Every industry has its Uber moment – the point when a new wave of technology-led challengers begin to change the game.
And according to financial services giant Citibank, that moment has arrived for the banking industry in Europe and North America. In a new report entitled Digital Disruption – Citigroup puts traditional banks on notice that fintech companies are targeting the most profitable product areas and markets. So much so, that Citigroup believes the industry has reached a tipping point.
As Citibank sees it, the problem for banks is that at least 50% of bank revenues are generated by consumer and small business banking and these are the very segments of the market that are being targeted by emergent fintech players. In the UK, this phenomenon can not only be observed in the arrival of digital banks (and account services) such as Atom, Monzo and Loot, but also payment companies, such as Transferwise, and platform lenders. And as the report points out, it is companies like these that scooping up the lion’s share of equity investment.

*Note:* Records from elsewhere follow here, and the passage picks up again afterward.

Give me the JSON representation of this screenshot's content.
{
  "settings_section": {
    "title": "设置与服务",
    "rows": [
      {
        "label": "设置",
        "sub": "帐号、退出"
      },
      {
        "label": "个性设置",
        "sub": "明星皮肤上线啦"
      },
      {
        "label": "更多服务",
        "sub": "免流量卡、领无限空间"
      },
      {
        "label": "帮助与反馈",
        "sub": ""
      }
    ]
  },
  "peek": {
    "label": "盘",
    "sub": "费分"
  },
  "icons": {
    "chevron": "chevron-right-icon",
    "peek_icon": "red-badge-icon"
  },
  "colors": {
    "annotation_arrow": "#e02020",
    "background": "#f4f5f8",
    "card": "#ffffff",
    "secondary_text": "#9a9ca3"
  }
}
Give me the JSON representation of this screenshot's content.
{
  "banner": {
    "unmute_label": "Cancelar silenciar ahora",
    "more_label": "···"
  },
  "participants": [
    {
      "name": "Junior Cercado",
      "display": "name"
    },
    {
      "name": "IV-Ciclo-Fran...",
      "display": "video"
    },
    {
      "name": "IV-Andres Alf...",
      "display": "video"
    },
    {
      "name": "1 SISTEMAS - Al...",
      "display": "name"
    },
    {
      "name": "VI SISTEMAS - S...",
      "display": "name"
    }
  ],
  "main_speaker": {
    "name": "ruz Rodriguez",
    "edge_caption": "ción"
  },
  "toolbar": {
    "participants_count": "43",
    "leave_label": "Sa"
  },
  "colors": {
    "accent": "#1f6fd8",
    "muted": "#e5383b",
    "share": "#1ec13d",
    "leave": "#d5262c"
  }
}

Citibank says investment in fintech in Europe and North America has risen from $0.5bn in 2011 to just under $20bn today. That is reflected in the UK, where fintech companies attracted £1.34bn in investment last year, with Atom, Funding Circle, Monzo and Transferwise among the recipients.
Citibank says fintech players have made most progress in the business to consumer end of the market, where customers – and particularly the so-called Generation Z and millennials – have proved themselves willing to try out new services that offer cheaper banking or value-added services. By 2020, Citigroup is predicting that fintech challengers will take 17% of revenues generated by consumer banking, compared with around 5.0% today. But business banking has also seen considerable disruption, not least from peer-to-peer lending and private debt platforms.
The Business to Consumer Market
As things stand, the greatest progress is being made in the business to consumer market. Citigroup says that as a direct consequence of changes in consumer habits. Smartphones have fuelled demand for banking services that can be accessed at all times and while major banks have responded by creating their own apps, challengers are winning consumers by taking a different approach to service. Adding value is the name of the game.